I come from this question of gene exression analysis: Should PCA be standardized for gene expression?
My experiment is based in 151 x 51 (individuals/samples x genes), in which, patients are subjected to 3 possible groups (~ balanced groups), so we have 2 measurements of gene expression: one in the baseline, and one after the intervention. The gene expression is actually summarised in an scalar (number) called fold-change. Fold-change is calculated through the Ct (cycle threshold), which is the number of the cycle in which you are able to detect a certain amount of the target gen. This value or cycle is normalised using Ct values of 3 reference genes which are supposed to remain stable, and each patient is measured using oneself baseline value, in the same run, to remove run-to-run variation. As you can see I am working with RT-qPCR and relative quantification values.
As you can see, "normalization" or "standardization" is performed, not in the strict meaning of mathematical foundation, but to normalize quantitation of targets in the experiments. I was wondering if, taking into account that normalization is done, when I try to perform PCA to see how these genes behave, if they form cluster, if the intervention received has influence of the expression, patterns...
Reading about, I found quite divergent opinions about scaling or standardizing the results. The conflict, as far as I can see in my own experiment, lies in all my variables are genes, measured with the same high-throughput analyzer, different batches, but normalized with reference genes, and their own baseline values.
On one hand I found quite homogeneous working with scaled values, but on the other hand, I am working with values that seem to be working on the same scale, and have been through several filters to normalize results. Not sure if executing more mathematical operations could modify in the wrong way. What is your opinion about it? (all is about using the covariance matrix or correlation matrix based PCA, as far as I understand)
Furthermore, the dataset contain missing values, so I am working with the missMDA package to impute them. In case I scaled the data, what should I do first: scale or impute the missing values?
The steps to calculate fold-change:
Update 1: About the technology used, is a OpenArray plate (analyzed with QuantStudio™ 12K Flex Real-Tim) which contains subarrays with customised target genes.It is a 3,072-reaction high-throughput real-time PCR. The reaction are individually performed (as far as I know, getting Ct for each sample and assay). About the 2nd point, it is 2x time series study (baseline and post-intervention)- But if you see the equations to calculate the fold-change, I am going to obtain a single value of gene expression combining the 2 Ct or measurements for each patient (as I told: baseline and post-intervention).
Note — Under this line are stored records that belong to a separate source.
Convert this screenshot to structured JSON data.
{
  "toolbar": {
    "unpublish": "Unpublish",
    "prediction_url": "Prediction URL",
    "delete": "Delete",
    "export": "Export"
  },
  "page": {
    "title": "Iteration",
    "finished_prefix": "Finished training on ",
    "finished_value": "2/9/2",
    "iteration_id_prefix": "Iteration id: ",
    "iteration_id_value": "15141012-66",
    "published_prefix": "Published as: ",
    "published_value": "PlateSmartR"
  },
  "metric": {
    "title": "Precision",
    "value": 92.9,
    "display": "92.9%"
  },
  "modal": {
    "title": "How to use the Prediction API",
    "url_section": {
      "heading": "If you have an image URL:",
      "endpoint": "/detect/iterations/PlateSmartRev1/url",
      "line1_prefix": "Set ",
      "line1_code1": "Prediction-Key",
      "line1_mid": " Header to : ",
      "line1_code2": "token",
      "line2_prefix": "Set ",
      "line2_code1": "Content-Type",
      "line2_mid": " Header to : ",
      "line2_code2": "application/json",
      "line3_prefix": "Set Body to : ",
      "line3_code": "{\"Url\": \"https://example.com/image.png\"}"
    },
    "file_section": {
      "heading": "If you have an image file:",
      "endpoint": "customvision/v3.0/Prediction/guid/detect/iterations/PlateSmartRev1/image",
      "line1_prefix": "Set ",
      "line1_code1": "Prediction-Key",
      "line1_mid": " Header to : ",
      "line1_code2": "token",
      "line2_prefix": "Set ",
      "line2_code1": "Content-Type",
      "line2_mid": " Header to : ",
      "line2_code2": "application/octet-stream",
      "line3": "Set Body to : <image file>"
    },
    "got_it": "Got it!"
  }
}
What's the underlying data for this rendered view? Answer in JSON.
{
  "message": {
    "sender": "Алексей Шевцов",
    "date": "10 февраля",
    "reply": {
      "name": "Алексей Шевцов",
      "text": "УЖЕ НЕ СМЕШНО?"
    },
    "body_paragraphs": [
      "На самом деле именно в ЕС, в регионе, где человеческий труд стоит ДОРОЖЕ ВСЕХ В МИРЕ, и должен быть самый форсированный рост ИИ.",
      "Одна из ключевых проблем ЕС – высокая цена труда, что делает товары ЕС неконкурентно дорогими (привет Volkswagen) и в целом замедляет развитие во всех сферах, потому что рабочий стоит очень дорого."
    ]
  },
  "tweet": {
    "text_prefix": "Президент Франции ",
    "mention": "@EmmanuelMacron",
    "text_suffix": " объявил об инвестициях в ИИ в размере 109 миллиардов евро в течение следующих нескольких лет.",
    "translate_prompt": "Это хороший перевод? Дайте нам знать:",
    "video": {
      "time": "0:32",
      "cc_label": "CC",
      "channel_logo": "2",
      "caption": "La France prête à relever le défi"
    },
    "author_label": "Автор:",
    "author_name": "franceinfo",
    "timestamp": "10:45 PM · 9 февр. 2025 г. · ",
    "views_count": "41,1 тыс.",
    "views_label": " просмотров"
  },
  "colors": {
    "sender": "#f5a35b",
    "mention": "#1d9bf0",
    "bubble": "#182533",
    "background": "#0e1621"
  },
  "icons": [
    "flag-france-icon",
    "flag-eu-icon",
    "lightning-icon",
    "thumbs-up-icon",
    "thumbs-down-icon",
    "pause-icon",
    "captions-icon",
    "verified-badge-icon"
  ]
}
About the "genes aim" you can see that my interest is purely human genes, after an intervention (inflammation-related genes).
About the pippeting issue. As you know is never discarded, but the internal controls or reference genes (as I am adressing them) goal is to normalize results and remove potential quantification errors. However, as you said the RNA concentration (A260) and purity were calculated spectrophotometrically from peripheral blood samples origin
As far as I know, the terms correlation and covariance related to PCA, are meant to discrimanate the standardization process (in correlation matrix) and not standardized matrix (scale function in R). Not sure if I understood this is what you imply?
My guess is nowadays everything is RNAseq and microarrays, whose mechanisms, and therefore, statistical preprocesses are different from RT-qPCR. But there are papers of PCA working wiht data coming from RT-qPCR. Shouldn't it work though?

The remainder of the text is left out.